The old German proverb that, “Half a bread is better than no bread at all” is right insofar as bread is still food, making the choice of half a loaf the right kind of compromise. Not so the bluff by King Solomon. His deliberately absurd suggestion that the baby be cut in two would have been a clear example of the wrong kind of compromise because it would not have produced an acceptable minimum outcome: leaving at least one of the women with a living child.

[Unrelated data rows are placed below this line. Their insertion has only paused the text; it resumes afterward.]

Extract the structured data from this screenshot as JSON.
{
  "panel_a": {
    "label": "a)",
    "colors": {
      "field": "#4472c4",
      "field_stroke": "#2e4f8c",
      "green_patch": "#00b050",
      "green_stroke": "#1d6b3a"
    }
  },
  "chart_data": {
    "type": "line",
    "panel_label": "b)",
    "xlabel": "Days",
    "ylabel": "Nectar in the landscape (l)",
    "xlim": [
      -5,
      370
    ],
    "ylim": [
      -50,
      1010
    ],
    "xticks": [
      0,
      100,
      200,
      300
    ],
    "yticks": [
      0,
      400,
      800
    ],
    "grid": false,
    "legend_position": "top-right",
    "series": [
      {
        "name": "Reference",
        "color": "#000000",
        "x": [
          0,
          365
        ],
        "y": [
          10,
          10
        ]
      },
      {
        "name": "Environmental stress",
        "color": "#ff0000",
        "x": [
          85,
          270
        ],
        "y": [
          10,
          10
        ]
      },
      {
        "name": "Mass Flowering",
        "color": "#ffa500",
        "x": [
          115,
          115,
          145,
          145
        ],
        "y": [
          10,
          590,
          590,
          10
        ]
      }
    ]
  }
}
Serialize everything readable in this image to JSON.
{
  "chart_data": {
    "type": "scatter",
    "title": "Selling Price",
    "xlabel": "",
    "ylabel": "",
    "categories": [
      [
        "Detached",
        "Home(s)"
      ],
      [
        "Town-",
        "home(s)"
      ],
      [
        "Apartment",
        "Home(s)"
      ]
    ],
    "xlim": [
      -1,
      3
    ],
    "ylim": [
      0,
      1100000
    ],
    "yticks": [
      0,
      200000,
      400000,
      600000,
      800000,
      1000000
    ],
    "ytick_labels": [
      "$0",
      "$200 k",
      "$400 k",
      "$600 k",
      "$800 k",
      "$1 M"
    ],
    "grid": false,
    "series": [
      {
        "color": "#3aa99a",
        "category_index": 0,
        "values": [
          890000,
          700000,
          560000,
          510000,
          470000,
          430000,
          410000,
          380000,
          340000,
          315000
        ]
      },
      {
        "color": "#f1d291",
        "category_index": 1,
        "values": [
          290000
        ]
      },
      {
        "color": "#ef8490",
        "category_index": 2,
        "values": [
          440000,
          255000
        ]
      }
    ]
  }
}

Let us now return for a moment to Alfred P. Sloan Jr. Soon after Peter F. Drucker started his first big consulting assignment at General Motors to conduct a study on the company’s management structure and management policies, Sloan called Drucker into his office and said to him:
“I shall not tell you what to study, what to write, or what conclusions to come to. This is your task. My only instruction to you is to put down what you think is right as you see it. Don’t you worry about our reaction. Don’t you worry about whether we will like this or dislike that. And don’t you, above all, concern yourself with the compromises that might be needed to make your recommendations acceptable. There is not one executive in this company who does not know how to make every single conceivable compromise without any help from you. But he can’t make the right compromise unless you first tell him what ‘right’ is.”2
Managerial competence is reflected in the ability to distinguish between right and wrong compromises. A precondition for drawing such distinctions is the meticulous and unequivocal stipulation of a minimum acceptable outcome.
Think about a decision you need to make at the moment: what would be right?